Friday, May 9, 2014

Church Authority



The authority of the Church, which was once accepted by the churched and respected by the secular, is in modern times no longer a means through which our belief system can be argued or upheld. This sad reality, while a cause for dismay, is also an opportunity for expansion of pedagogical and catechetical methods.

However, this expansion can not come at the price of the recognition that our beliefs stem not from our own intellect, as a sort of series of philosophical conclusions about how to live that were constructed by a group of 12 disciples some 2,000 years ago, but from the Church as guided by the Holy Spirit and led on earth by the Pope. As the noted communications mantra goes, “The medium is the message.”

This is why methods of teaching and conversion that do not ultimately stem from a belief in the magisterium, or teaching authority, of the Church are limited in scope. For example we as Catholics can point to Aristotle’s reason-based arguments for the existence of God, but we can not talk about God as Trinity without citing Christ’s teachings and the theology developed by the Church over thousands of years. The Church guards and passes on the deposit of faith given by Christ.

To believe in the authority of the Church, you see, is simultaneously to believe in Him who formed it, namely Christ.
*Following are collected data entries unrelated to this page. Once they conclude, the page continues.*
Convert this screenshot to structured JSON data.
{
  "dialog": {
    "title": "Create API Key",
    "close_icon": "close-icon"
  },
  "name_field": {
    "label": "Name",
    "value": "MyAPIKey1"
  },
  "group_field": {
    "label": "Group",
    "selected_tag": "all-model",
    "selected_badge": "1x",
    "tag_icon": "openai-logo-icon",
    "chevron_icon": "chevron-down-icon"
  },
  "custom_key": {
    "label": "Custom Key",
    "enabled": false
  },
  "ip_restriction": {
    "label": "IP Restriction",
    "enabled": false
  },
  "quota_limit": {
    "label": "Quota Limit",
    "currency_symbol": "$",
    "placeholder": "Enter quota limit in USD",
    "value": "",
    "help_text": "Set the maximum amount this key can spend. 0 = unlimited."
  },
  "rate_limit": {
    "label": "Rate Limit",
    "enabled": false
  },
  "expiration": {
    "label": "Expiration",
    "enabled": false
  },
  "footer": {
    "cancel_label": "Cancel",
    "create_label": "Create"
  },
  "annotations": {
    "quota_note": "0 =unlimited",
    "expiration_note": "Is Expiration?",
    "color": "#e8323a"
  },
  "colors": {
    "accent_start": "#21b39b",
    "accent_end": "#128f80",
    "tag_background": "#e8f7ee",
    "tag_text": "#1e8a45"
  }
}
We must then ask ourselves rhetorically: why would Christ form the Church without equipping it with the means (councils, the Papacy, tradition, scripture, etc.) to construct correct dogma? And so to follow church authority means to believe in all of its teachings on faith and morals. This does not entail a blind faith that accepts a series of teachings simply because “Father ‘John Smith’ said so.” In praying each week in the Creed that we “believe in one, holy, catholic and apostolic Church,” we are instead embracing theology arrived at via reason and based upon the premises of faith.